At the June 2017 general election, Mr Phillips nominated then Totnes UKIP candidate Steven James Harvey. At the 2016 EU referendum, Mr Phillips also campaigned for Brexit on behalf of UKIP.

This week Mr Phillips agreed he only joined the Conservative Party during the past 12 months – and that part of the reason he joined was to deselect Dr Wollaston.

Leave.EU tweeted ahead of the letter being submitted: “Our deselection campaign is bearing fruit with three of the worst Remoaners in parliament facing deselection [thought to refer to Anna Soubry, Nick Boles and Heidi Allen] – and

@sarahwollaston will be joining them shortly!

“Help us keep up the pressure and support our work.”

Dr Wollaston said on social media that former UKIP members had “been busy” taking over the Conservatives, alongside Jacob Rees-Mogg’s European Research Group.

And she complained over the weekend via Twitter that the “Tory leadership has taken zero interest in this blatant entryism and will only wake up to the reality of the ‘purple momentum’ destroying their party when it’s too late.”

Leave.EU admitted trying to influence local parties when it tweeted on Sunday: “Last year we encouraged our supporters to join the Tories and bring about real change.”

Constituency association chairman John Smith this week confirmed receipt of the letter and petition.

Following the letter going in to Mr Smith, Leave.EU was predicting on Twitter that “Tory Remoaners under pressure in their constituencies thanks to our deselection campaign are poised to jump before they’re pushed and unite with Labour’s People’s Vote brigade. Good riddance!”

In another tweet, the pro-Brexit group’s co-founder, Arron Banks, said: “Stop Brexit and we will do everything to stop you, now or at the next general election.”

Leave.EU campaigned against Britain remaining in the EU in the 2016 referendum and was subsequently fined by the Electoral Commission.

The Electoral Commission fined the group £70,000 for offences committed under electoral law, after it investigated the campaign’s funding and spending during the referendum.

The commission also referred Leave.EU’s chief executive Liz Bilney to the Metropolitan Police, saying it had reasonable grounds to suspect she had committed criminal offences.

Dr Sarah Wollaston was the first person to be selected as the parliamentary candidate for a major British political party through a postal open primary – in which non-members would have a vote.

Formerly a GP, Dr Wollaston stopped practising when she won the seat at the 2010 general election. She initially supported the Vote Leave campaign during the 2016 EU referendum.

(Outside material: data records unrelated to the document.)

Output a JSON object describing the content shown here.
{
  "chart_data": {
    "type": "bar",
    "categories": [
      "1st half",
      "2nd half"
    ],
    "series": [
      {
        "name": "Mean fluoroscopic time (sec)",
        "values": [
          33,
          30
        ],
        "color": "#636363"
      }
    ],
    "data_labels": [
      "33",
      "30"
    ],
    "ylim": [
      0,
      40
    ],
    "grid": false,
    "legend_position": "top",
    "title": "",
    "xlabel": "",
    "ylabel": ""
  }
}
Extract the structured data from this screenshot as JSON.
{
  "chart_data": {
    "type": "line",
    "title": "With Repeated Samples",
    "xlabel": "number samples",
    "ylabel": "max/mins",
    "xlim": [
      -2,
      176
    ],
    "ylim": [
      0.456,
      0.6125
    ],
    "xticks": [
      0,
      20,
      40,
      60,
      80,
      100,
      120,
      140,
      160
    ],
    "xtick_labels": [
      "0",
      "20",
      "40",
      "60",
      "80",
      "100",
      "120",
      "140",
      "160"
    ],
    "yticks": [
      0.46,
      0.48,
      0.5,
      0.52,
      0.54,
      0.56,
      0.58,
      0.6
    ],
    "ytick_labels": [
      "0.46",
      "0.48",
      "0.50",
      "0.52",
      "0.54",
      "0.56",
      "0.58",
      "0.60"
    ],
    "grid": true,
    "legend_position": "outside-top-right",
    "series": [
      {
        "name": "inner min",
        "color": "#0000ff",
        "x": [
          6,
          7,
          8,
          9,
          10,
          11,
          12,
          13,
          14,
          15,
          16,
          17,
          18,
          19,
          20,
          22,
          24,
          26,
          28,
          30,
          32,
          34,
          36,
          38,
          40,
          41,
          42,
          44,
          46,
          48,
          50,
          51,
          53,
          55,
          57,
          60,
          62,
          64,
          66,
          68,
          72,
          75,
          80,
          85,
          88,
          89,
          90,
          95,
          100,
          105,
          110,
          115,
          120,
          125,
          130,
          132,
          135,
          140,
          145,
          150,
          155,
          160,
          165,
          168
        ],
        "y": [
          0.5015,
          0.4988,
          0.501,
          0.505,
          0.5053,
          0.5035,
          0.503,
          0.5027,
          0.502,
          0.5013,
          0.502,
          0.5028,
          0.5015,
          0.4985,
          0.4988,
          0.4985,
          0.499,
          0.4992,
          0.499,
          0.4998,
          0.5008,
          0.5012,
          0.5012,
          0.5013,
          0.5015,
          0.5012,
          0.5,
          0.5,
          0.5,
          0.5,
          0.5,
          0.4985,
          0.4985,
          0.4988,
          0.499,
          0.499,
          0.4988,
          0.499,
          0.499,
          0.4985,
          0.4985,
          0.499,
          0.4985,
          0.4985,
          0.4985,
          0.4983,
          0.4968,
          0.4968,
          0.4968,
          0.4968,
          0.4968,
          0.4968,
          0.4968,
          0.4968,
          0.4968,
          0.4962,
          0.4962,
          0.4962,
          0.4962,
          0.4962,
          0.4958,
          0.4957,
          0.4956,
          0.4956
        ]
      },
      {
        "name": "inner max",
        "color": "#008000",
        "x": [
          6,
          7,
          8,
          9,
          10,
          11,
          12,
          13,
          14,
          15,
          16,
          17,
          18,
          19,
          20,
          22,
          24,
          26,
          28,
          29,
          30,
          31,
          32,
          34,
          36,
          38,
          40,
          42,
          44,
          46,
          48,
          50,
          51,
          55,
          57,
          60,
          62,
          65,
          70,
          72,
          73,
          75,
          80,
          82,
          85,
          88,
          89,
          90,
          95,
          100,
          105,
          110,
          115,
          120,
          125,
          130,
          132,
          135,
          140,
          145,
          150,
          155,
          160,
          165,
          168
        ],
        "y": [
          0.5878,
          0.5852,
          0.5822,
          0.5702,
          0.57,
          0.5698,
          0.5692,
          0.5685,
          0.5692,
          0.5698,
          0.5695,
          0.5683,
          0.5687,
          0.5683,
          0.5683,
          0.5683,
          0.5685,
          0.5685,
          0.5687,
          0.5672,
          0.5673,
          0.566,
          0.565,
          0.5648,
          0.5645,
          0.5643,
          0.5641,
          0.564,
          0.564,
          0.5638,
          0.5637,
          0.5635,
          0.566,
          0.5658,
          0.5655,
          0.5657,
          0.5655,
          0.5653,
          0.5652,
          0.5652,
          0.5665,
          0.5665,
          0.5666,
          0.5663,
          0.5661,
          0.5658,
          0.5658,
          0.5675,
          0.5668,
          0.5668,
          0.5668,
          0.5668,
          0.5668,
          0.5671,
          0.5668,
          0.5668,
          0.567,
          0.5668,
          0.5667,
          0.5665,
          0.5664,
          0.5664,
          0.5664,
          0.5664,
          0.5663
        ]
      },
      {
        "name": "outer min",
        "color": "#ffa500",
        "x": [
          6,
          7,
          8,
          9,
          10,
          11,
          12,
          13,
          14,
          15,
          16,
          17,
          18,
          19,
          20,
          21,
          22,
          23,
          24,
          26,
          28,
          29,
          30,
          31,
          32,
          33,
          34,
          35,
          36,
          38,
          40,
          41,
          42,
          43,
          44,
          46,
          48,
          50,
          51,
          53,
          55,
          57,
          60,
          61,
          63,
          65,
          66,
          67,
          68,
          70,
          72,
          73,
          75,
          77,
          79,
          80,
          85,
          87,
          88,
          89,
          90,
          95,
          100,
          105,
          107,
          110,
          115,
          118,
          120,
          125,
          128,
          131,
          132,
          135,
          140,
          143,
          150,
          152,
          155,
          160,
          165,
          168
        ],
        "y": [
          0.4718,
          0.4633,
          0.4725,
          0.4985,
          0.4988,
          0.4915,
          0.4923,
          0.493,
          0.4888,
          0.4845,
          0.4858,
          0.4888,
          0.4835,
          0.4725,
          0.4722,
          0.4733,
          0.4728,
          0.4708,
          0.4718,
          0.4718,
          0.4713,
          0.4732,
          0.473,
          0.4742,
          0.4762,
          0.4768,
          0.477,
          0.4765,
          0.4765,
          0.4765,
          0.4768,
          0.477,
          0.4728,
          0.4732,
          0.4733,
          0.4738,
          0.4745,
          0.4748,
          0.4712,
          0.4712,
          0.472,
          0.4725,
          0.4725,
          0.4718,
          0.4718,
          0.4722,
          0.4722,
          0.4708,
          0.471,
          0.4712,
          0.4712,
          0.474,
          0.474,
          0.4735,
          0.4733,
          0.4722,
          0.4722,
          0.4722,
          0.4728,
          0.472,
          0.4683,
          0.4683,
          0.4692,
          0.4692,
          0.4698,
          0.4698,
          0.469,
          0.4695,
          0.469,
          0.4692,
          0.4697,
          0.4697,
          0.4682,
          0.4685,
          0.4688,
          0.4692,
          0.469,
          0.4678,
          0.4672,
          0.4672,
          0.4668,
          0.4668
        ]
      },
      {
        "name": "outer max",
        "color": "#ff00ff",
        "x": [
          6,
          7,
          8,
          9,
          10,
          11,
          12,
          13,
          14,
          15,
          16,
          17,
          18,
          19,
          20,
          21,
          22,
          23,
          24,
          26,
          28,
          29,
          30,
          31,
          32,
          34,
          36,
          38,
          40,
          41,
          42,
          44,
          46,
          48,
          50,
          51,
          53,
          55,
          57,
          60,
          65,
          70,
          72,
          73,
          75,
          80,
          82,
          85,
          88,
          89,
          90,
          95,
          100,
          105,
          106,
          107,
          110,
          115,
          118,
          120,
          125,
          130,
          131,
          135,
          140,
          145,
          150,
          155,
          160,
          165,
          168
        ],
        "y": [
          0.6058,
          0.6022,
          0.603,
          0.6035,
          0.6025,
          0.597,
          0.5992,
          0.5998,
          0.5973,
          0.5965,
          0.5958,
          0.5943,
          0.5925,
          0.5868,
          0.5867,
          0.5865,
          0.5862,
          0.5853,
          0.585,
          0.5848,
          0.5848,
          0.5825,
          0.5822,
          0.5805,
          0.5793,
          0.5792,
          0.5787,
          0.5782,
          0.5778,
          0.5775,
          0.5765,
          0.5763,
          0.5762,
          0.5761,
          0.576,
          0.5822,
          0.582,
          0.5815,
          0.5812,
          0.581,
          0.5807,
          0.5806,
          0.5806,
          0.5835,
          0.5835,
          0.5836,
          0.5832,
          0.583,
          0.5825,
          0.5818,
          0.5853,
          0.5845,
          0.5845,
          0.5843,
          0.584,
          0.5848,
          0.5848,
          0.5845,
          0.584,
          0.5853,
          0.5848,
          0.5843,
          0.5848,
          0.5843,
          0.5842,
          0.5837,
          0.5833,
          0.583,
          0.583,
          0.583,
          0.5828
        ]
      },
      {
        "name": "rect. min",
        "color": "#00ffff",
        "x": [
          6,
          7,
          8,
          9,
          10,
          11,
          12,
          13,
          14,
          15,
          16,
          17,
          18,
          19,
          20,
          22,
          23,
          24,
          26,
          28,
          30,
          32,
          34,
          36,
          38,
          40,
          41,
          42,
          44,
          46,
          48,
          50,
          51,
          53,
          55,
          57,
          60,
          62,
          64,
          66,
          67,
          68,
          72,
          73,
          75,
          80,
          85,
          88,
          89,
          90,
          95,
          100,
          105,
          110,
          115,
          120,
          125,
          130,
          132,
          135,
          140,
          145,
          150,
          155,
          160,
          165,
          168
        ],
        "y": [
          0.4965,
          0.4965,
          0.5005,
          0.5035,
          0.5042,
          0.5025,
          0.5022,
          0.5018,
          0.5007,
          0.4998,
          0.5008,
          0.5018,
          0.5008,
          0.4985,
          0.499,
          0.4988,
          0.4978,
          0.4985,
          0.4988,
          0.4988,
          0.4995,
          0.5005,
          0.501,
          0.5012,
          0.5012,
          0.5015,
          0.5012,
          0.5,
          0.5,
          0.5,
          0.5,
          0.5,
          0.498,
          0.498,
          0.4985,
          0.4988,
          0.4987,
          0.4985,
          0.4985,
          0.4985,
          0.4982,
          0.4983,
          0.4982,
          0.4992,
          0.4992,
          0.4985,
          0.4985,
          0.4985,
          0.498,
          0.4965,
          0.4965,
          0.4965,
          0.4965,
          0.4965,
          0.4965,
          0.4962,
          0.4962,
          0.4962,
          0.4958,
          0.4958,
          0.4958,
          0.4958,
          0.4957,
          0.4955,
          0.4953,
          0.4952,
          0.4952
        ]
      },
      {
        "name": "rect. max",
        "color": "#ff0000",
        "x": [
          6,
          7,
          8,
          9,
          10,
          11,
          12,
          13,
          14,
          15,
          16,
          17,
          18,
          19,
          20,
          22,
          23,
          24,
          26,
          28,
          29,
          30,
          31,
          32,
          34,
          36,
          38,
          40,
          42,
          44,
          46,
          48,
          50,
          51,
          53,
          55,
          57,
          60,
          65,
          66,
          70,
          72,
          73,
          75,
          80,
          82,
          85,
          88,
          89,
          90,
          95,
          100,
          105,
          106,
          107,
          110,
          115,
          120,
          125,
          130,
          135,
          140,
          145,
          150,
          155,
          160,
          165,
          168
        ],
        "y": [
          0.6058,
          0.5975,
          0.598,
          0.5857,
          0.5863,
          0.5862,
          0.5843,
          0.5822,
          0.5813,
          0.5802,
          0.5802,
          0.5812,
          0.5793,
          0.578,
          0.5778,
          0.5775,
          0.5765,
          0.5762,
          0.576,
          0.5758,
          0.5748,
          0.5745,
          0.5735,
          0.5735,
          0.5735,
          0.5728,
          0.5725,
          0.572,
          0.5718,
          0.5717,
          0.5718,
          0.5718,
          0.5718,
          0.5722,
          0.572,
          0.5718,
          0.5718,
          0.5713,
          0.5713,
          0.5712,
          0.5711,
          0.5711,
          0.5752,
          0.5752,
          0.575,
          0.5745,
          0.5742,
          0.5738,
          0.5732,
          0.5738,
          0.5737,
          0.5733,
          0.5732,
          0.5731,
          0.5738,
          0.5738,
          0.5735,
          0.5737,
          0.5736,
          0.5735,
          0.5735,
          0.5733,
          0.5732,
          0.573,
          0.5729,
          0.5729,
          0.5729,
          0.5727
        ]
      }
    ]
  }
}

However, two weeks before the referendum, she announced that she was changing sides to campaign for Britain to remain in the EU – Conservative Party policy at the time – suggesting leaving would harm the UK’s economy.

Dr Wollaston also claimed Vote Leave’s declaration that leaving the EU would free up £350m per week for the NHS “simply isn’t true” and represented “post-truth politics”.

Later she would call for People’s Vote, saying: “I hope the PM will take her deal to the people with a simple question about whether they wish to proceed on these terms or stick with the deal we already have.”

Mr Smith said after Dr Wollaston announced she was leaving the party: “We are saddened that Sarah Wollaston has come to this decision. It is a matter of regret that she has not been able to reconcile her views on Brexit with Conservative Party policy to deliver on the result of the referendum.”